Jamaica's Minister of Tourism, Edmund Bartlett (centre), presents members of the Airbnb executive leadership team with Usain Bolt-branded t-shirts, following a strategic meeting at Airbnb Headquarters in San Francisco, California in August 2017. Sharing in the moment are (from left) Ministry of Tourism’s Senior Advisor/ Strategist, Delano Seiveright; Airbnb’s Global Head of Strategic Safety Initiatives, Clark Stevens; Airbnb’s Head of Global Policy and Communications, Chris Lehane; Jamaica’s Honorary Consul to Los Angeles, Lorna Mae Johnson; Airbnb’s then-Regional Director of Public Policy for Central America and the Caribbean, Shawn Sullivan; and Airbnb’s Head of Public Policy and Government Affairs, Carlos Muñoz. Photo contributed.

Jamaican Tourism Minister Says Government Won’t Tax Airbnb Operators

Minister of Tourism, Hon. Edmund Bartlett, says that the Government has no intention of imposing a tax on persons who are renting out their homes or providing space for travellers who have booked through Airbnb.

“I have heard the false reports, especially on social media… [but] nothing could be further from the truth, as we have had no such discussion.

“What we have discussed is an administrative charge being levied on Airbnb, which will in no way, shape or form affect what is being paid over by Airbnb to property owners”.

Mr. Bartlett, who was speaking to JIS News following a fundraising event at the Jewel Grande Montego Bay Hotel & Spa in Rose Hall, St. James, recently, said that many Jamaicans continue to make a good living from being a part of the Airbnb global network and is encouraging more persons to join the programme.

“There have been a lot of success stories going on around the country. It is very heartwarming to see small properties in places like Port Antonio… now getting a new lease on life courtesy of Airbnb,” he said.

“What you are finding is that tourism is now actively alive and well in places. All over Jamaica… in Trench Town, in Spanish Town, in Clarendon…the Airbnb fever has caught on,” Mr. Bartlett noted.

He added that the programme is also assisting with promoting Jamaica as a destination, pointing to the level of interaction and the friendships being developed between hosts and guests.

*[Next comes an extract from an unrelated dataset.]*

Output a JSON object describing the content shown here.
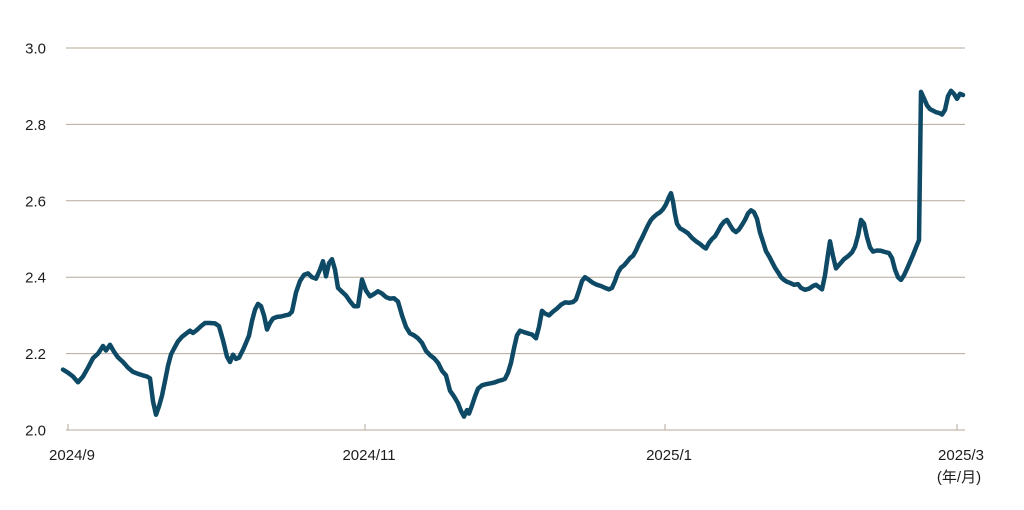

“This is community tourism at its best. I keep saying everywhere I go that Jamaica’s biggest and most iconic asset is its people, and that is what I am seeing with those who are on the Airbnb programme. They are feeling what it is like to be a part of tourism. Rooms are being added to provide more space, and repeat visitors are coming back in droves,” he said.

Airbnb is an online marketplace, which enables people to rent out their properties or spare rooms to guests.

In December 2016, a Memorandum of Understanding (MOU) was signed by the Jamaica Tourist Board (JTB) and Airbnb to establish a framework for cooperation to further boost and diversify Jamaica’s tourism product.

Minister Bartlett, along with other local officials, subsequently met with the leadership team of Airbnb at the entity’s San Francisco, California, headquarters in August 2017.